To IT, the EA often means an IT applications and technology architecture discovery and design exercise. No more than that. But, since long, IT appended to its technology the "Enterprise" denomination to demonstrate it can be used anywhere inside. But that created false expectations for business and other stakeholders. 

Zachman, while developing the framework, initially for IT systems, extended it to the Enterprise. So people expect all the benefits of an Enterprise level architecture as opposed to those of an Enterprise level technology like JAVA, EAI, ESB... This mismatch between expectations and deliveries may ruin the EA prospects, in time. 

I have surveyed the EA field for years now and I have to say that the state of affairs is bleak. We have pretty much the same few frameworks we had years ago, with a few twists. The EA scope can be anything you like. 

The trouble is we have more EA architects and developments than ever. Are the EA developments fruitful? What do they deliver in fact? What keeps the architects busy? Do they feel secure? 

What does an EA architect use for a framework? 

Essentially, there are two schools of thought. 

One, indeed, appears philosophical, looking into the approach to the discovery and design of a system. The EA architects like true Socrates' disciples, start asking questions like Why, What, How, Who, Where and combinations like Where is Who? Where is What? Who makes what? or who knows what or maybe who's who. The answers though, consituting the basis for the Enterprise artifacts, may have such a variability that is hard to forecast what you get. You are left on your own, with little guidance, soon after asking the questions. No two answers look similar. 

Nevertheless, the management likes the questions as they convey the right scope avoiding the focus on IT only. 

But, as with philosophy, those questions beget other questions rather than answers. 

An EA framework should enforce similar predictable and repeatable outcomes, otherwise it fails to be a framework. 

...

On the other hand we have the "method" cult. This, in a "deus ex machina" manner, promisses results if you follow the process provided. 

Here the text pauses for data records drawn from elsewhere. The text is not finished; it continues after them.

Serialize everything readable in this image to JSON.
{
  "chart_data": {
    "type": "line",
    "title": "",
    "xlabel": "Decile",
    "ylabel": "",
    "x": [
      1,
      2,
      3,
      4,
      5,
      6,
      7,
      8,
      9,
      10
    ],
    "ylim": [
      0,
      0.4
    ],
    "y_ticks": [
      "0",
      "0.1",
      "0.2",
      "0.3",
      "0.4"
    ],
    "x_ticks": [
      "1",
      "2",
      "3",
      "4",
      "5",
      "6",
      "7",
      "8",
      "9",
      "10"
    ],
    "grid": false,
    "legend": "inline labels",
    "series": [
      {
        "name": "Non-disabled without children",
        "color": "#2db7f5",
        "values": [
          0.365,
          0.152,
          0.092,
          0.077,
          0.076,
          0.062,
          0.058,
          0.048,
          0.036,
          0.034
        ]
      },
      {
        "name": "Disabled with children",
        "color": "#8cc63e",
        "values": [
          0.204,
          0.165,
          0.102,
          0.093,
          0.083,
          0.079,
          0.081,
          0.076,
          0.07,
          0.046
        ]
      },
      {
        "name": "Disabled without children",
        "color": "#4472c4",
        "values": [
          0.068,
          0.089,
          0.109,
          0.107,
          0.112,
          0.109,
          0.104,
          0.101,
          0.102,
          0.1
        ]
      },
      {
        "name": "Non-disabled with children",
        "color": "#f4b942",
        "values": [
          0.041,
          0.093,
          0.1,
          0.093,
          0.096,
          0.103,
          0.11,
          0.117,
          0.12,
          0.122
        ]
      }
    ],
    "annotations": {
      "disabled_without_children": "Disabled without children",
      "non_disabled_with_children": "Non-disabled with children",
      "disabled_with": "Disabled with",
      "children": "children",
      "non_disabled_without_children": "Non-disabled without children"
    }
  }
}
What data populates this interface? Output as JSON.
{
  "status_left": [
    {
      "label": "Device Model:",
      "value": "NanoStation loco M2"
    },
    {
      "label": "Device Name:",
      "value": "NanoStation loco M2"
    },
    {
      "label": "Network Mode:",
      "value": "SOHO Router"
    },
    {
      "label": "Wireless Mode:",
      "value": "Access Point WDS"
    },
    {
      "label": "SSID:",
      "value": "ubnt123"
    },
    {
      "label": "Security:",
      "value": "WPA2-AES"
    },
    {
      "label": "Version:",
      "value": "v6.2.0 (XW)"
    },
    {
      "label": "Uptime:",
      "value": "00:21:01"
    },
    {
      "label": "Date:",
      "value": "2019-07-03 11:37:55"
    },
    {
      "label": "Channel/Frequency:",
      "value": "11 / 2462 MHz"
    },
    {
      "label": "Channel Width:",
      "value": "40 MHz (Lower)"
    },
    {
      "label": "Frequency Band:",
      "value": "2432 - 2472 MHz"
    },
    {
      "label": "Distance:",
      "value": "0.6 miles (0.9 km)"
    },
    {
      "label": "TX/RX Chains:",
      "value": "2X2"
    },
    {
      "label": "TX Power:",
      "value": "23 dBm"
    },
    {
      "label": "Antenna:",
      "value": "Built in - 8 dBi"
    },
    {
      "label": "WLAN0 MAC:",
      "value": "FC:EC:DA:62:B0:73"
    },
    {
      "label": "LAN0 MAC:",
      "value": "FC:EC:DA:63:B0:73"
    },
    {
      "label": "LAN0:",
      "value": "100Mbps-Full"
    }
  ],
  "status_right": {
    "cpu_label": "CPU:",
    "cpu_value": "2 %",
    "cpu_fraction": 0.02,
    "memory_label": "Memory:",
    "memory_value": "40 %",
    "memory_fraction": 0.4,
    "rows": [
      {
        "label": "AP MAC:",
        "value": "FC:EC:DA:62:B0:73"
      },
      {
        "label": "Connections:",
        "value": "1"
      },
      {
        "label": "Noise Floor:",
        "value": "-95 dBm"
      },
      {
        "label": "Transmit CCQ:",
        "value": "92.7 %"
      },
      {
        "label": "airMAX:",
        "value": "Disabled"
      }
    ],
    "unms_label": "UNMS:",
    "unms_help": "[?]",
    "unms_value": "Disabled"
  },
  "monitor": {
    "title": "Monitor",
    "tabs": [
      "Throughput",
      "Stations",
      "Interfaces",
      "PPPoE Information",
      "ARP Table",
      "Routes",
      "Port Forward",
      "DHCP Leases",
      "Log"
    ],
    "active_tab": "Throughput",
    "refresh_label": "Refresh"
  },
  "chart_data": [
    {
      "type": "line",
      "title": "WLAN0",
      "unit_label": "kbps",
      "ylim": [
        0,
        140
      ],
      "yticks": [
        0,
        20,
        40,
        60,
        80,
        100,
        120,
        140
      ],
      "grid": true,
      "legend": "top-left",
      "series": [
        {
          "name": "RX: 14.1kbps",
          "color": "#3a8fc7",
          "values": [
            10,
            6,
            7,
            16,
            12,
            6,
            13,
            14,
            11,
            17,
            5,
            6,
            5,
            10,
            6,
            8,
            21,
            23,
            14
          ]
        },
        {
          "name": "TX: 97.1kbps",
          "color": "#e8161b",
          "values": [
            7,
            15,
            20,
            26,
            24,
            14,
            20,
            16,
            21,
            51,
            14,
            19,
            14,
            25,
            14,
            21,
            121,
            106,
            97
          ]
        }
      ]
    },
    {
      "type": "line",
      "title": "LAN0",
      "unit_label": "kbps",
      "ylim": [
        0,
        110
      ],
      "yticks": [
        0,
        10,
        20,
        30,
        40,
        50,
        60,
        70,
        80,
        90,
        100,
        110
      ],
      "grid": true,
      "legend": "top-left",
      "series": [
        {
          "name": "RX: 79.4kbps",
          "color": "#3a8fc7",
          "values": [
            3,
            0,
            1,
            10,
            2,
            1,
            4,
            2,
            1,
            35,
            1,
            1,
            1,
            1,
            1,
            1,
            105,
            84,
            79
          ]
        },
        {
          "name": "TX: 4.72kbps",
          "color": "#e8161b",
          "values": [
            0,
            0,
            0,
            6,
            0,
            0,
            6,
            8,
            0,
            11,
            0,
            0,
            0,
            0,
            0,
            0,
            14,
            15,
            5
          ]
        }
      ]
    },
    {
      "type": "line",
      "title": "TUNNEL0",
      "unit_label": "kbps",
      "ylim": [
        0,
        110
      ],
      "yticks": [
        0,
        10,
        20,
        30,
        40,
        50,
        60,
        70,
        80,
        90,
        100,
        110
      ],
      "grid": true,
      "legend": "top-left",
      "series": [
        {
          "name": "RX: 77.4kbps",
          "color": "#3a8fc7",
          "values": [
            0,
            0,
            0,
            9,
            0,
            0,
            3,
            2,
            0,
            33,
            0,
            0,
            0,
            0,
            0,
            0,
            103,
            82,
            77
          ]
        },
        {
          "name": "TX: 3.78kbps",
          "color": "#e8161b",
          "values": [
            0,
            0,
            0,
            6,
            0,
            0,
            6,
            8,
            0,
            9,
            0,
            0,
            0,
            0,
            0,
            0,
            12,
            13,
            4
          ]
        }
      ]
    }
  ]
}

In my experience, in a known company, the architecture development exercise was restarted three times, with different deliveries and management teams. While the results were different for each iteration they were similar neverless in their uselessness and quantity of tree paper. They did not address any stakeholder specifically. 

The process alone did not help without a framework defining the artifacts, the relationships, the expected outcomes and their form. 

The cult members have to be expensively certified to be accepted. They have a bible of many pages, describing in indiscriminate detail the workings of the EA architect's. How do you use it? You open it at a certain chapter and read the verse. "You have to do this and that!" There is no holy picture to show you the inner soul or structure of the Enterprise. The method is general enough to help you build anything and everything. Down the line, you start offering a stack of unrelated, uncorrelated artifacts, with lots of explanations. The customers of that, if any, are not clear. As a result, nobody feels served. The results, one might say, are not quite fit for purpose. 

"Enterprise Architecture is about diagrams, not stories"; I would like to suggest it as a key design principle. 

Our customers need interconnected diagrams to analyse interaction, costs and impacts, rather than heavy tomes describing whatever. And they are not interested in the methods we use, whichever.